Figure 1. Schematic of the ENGIN system. Arrow indicated path of neutron beam passing through the sample and between detectors on either side of the sample located on adjustable stage.
Taking Measurements under Load
Adding a purpose-built hydraulic stress rig to the ENGIN instrument means that external loads can be applied to samples while neutron measurements are being carried out. The stress rig was designed to minimise weight and allow full access to the incident and diffracted neutron beams.
With the stress rig in place ENGIN can be used to probe the internal stresses developing in materials as they are deforming, or to map the strain distributions inside components under load. An example of the former use is given in figure 2, which charts the typical development of internal strain during a tensile test on an Al/SiC metal matrix composite.
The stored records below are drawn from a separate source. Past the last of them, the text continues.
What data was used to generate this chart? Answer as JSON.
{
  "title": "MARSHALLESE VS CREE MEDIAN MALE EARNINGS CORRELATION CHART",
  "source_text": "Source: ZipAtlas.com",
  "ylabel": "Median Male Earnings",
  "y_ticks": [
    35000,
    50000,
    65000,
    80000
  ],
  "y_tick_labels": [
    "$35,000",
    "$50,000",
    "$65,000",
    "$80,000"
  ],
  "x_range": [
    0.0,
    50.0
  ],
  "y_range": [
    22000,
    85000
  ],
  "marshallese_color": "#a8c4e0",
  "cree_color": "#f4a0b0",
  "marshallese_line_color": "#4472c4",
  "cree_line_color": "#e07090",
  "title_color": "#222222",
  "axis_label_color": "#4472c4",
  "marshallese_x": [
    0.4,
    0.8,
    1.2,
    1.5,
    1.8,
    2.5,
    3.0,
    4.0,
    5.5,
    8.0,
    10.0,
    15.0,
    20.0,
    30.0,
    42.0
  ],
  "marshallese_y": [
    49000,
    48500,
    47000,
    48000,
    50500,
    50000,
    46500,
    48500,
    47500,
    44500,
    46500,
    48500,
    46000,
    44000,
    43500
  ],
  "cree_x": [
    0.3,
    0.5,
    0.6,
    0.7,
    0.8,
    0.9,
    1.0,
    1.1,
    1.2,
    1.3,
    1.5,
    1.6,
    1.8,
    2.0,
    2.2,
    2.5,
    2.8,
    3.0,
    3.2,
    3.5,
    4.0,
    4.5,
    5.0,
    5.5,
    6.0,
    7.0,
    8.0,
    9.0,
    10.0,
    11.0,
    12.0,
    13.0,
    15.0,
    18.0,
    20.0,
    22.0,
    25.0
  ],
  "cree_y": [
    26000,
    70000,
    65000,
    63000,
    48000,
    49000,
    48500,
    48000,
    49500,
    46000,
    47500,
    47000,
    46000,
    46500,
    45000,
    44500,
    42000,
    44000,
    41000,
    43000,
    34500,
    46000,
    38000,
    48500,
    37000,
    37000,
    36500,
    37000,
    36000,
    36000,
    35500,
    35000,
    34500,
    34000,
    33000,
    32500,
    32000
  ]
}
Figure 2. Cumulative internal strain in a 17% SiC/Al MMC
Case Study – Strain Development in a 17% SiC/Al MMC
Initially, the strain in the two phases increases linearly with applied load. The gradients of the two lines are different due to the different stiffnesses of the Al and SiC. After yielding begins the amount of elastic strain in the Al matrix increases only slowly, while that in the SiC reinforcement increases rather more rapidly due to the transfer of load to that phase. So, for a given increment in macroscopic load, the reinforcement now bears a larger fraction of that load than does the matrix. Neutron measurements such as these play a vital role in understanding and modelling the micro-mechanical behaviour of composites.
Case Study – Aircraft Fastener Systems
The optimisation of fastener systems in aircraft structures requires comparative fatigue data, generated on laboratory joint systems, which accurately reproduce the main joint variables of secondary bending and load transfer. Pulsed neutron strain scanning has been used to make non-destructive measurements of the internal strain distribution deep within a complex joint under both zero and 30kN loads, figure 3. The test section of the joint contains a single shear connection consisting of interference fasteners in a cold expanded hole. It is important to know what effect these fastener conditions have on the load transfer and secondary bending characteristics of the joint, as they may significantly affect the fatigue endurance.
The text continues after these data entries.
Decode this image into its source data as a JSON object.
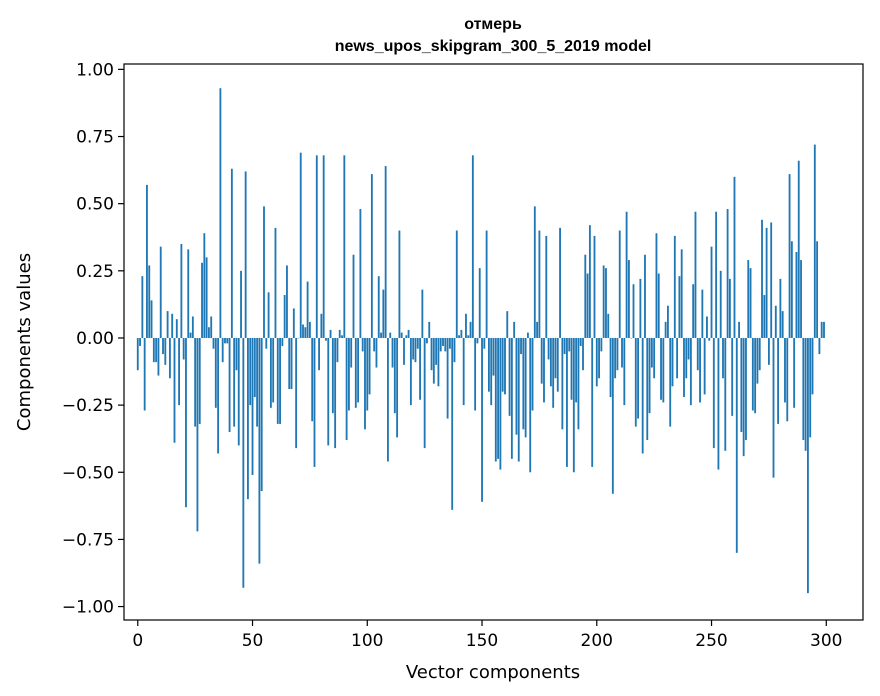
{
  "chart_data": {
    "type": "bar",
    "title": [
      "отмерь",
      "news_upos_skipgram_300_5_2019 model"
    ],
    "xlabel": "Vector components",
    "ylabel": "Components values",
    "xlim": [
      -6,
      316
    ],
    "ylim": [
      -1.05,
      1.02
    ],
    "xticks": [
      0,
      50,
      100,
      150,
      200,
      250,
      300
    ],
    "xtick_labels": [
      "0",
      "50",
      "100",
      "150",
      "200",
      "250",
      "300"
    ],
    "yticks": [
      1.0,
      0.75,
      0.5,
      0.25,
      0.0,
      -0.25,
      -0.5,
      -0.75,
      -1.0
    ],
    "ytick_labels": [
      "1.00",
      "0.75",
      "0.50",
      "0.25",
      "0.00",
      "−0.25",
      "−0.50",
      "−0.75",
      "−1.00"
    ],
    "bar_color": "#1f77b4",
    "values": [
      -0.12,
      -0.03,
      0.23,
      -0.27,
      0.57,
      0.27,
      0.14,
      -0.09,
      -0.09,
      -0.14,
      0.34,
      -0.06,
      -0.1,
      0.1,
      -0.15,
      0.09,
      -0.39,
      0.07,
      -0.25,
      0.35,
      -0.08,
      -0.63,
      0.33,
      0.02,
      0.08,
      -0.33,
      -0.72,
      -0.32,
      0.28,
      0.39,
      0.3,
      0.04,
      0.08,
      -0.04,
      -0.26,
      -0.43,
      0.93,
      -0.09,
      -0.02,
      -0.02,
      -0.35,
      0.63,
      -0.33,
      -0.12,
      -0.4,
      0.25,
      -0.93,
      0.62,
      -0.6,
      -0.25,
      -0.51,
      -0.22,
      -0.33,
      -0.84,
      -0.57,
      0.49,
      -0.04,
      0.17,
      -0.26,
      -0.24,
      0.41,
      -0.32,
      -0.32,
      -0.03,
      0.16,
      0.27,
      -0.19,
      -0.19,
      0.11,
      -0.41,
      0.0,
      0.69,
      0.05,
      0.04,
      0.21,
      0.06,
      -0.31,
      -0.48,
      0.68,
      -0.12,
      0.09,
      0.68,
      -0.01,
      -0.4,
      0.03,
      -0.28,
      -0.41,
      -0.09,
      0.03,
      0.01,
      0.68,
      -0.38,
      -0.27,
      -0.11,
      0.31,
      -0.26,
      -0.24,
      0.48,
      -0.05,
      -0.34,
      -0.27,
      -0.21,
      0.61,
      -0.05,
      -0.11,
      0.23,
      0.02,
      0.18,
      0.64,
      -0.46,
      0.02,
      -0.11,
      -0.28,
      -0.37,
      0.4,
      0.02,
      -0.1,
      0.01,
      0.03,
      -0.25,
      -0.08,
      -0.09,
      -0.04,
      -0.23,
      0.18,
      -0.41,
      -0.02,
      0.06,
      -0.12,
      -0.17,
      -0.1,
      -0.18,
      -0.05,
      -0.03,
      -0.05,
      -0.3,
      -0.04,
      -0.64,
      -0.09,
      0.4,
      0.01,
      0.03,
      -0.25,
      0.09,
      0.01,
      0.06,
      0.68,
      -0.27,
      -0.02,
      0.26,
      -0.61,
      -0.04,
      0.4,
      -0.2,
      -0.25,
      -0.14,
      -0.46,
      -0.45,
      -0.49,
      -0.2,
      -0.21,
      0.1,
      -0.29,
      -0.45,
      0.06,
      -0.36,
      -0.46,
      -0.06,
      -0.34,
      -0.37,
      0.02,
      -0.5,
      -0.27,
      0.49,
      0.06,
      0.4,
      -0.17,
      -0.24,
      0.38,
      -0.08,
      -0.18,
      -0.26,
      -0.15,
      -0.2,
      0.41,
      -0.34,
      -0.06,
      -0.48,
      -0.05,
      -0.23,
      -0.5,
      -0.24,
      -0.34,
      -0.03,
      -0.12,
      0.31,
      0.24,
      0.42,
      -0.48,
      0.38,
      -0.18,
      -0.15,
      -0.05,
      0.27,
      0.26,
      0.09,
      -0.22,
      -0.58,
      -0.15,
      -0.12,
      0.4,
      -0.11,
      -0.25,
      0.47,
      0.29,
      0.0,
      0.2,
      -0.33,
      -0.3,
      0.22,
      -0.43,
      0.31,
      -0.38,
      -0.28,
      -0.11,
      -0.15,
      0.39,
      0.24,
      -0.23,
      -0.24,
      0.06,
      0.12,
      -0.33,
      -0.18,
      0.38,
      -0.15,
      0.23,
      0.33,
      -0.22,
      -0.15,
      -0.08,
      -0.25,
      0.2,
      0.47,
      -0.12,
      -0.24,
      0.18,
      -0.21,
      0.08,
      -0.01,
      0.34,
      -0.41,
      0.47,
      -0.49,
      0.25,
      -0.15,
      -0.42,
      0.48,
      0.22,
      -0.29,
      0.6,
      -0.8,
      0.06,
      -0.35,
      -0.44,
      -0.38,
      0.29,
      0.26,
      -0.27,
      -0.28,
      -0.17,
      -0.12,
      0.44,
      0.16,
      0.41,
      -0.1,
      0.43,
      -0.52,
      0.12,
      -0.32,
      0.22,
      0.1,
      -0.24,
      -0.31,
      0.61,
      0.36,
      -0.26,
      0.32,
      0.66,
      0.29,
      -0.38,
      -0.42,
      -0.95,
      -0.37,
      -0.21,
      0.72,
      0.36,
      -0.06,
      0.06,
      0.06
    ]
  }
}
Figure 3. Complex joint system.
Figure 4 shows the strain distributions measured on the section tangential to one of these fasteners. It provides dramatic confirmation of the excellence of this fastener system - the hole has been shielded from deleterious tensile strains under operational loading. That is, the strains around the hole have remained compressive even when the joint is under 30kN tensile load.
Figure 4. Strain distribution adjacent to each fastener hole for the joint in figure 3.
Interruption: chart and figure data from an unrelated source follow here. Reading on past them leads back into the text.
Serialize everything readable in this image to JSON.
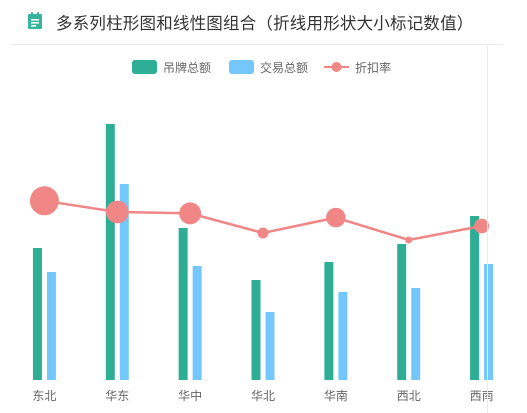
{
  "header": {
    "icon": "document-icon",
    "title": "多系列柱形图和线性图组合（折线用形状大小标记数值）"
  },
  "colors": {
    "accent": "#2fae96",
    "series_1": "#2fae96",
    "series_2": "#74c7fb",
    "line": "#f08686",
    "axis_label": "#666666"
  },
  "chart_data": {
    "type": "bar",
    "categories": [
      "东北",
      "华东",
      "华中",
      "华北",
      "华南",
      "西北",
      "西南"
    ],
    "series": [
      {
        "name": "吊牌总额",
        "type": "bar",
        "values": [
          66,
          128,
          76,
          50,
          59,
          68,
          82
        ]
      },
      {
        "name": "交易总额",
        "type": "bar",
        "values": [
          54,
          98,
          57,
          34,
          44,
          46,
          58
        ]
      },
      {
        "name": "折扣率",
        "type": "line",
        "values": [
          0.64,
          0.6,
          0.595,
          0.525,
          0.58,
          0.5,
          0.55
        ],
        "marker_size_encodes_value": true
      }
    ],
    "ylim": [
      0,
      135
    ],
    "line_ylim": [
      0,
      1
    ],
    "legend_position": "top-center",
    "grid": false,
    "xlabel": "",
    "ylabel": ""
  }
}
Pulsed neutron strain scanning offers insights into many material and engineering problems that are unobtainable using other means. The ability to alter the applied stress and simultaneously vary the measurement position within a specimen opens the door to many exciting opportunities for solving hitherto intractable problems. Further development of pulsed neutron strain scanning at ISIS is already underway through a £2.5 million project funded under the EPSRC’s Engineering Instrument Development Initiative to develop ENGIN-X, a next-generation neutron strain scanner. ENGIN-X will perform 10 times better than the current technology, and will reduce measurement times to as little as 30 seconds per point.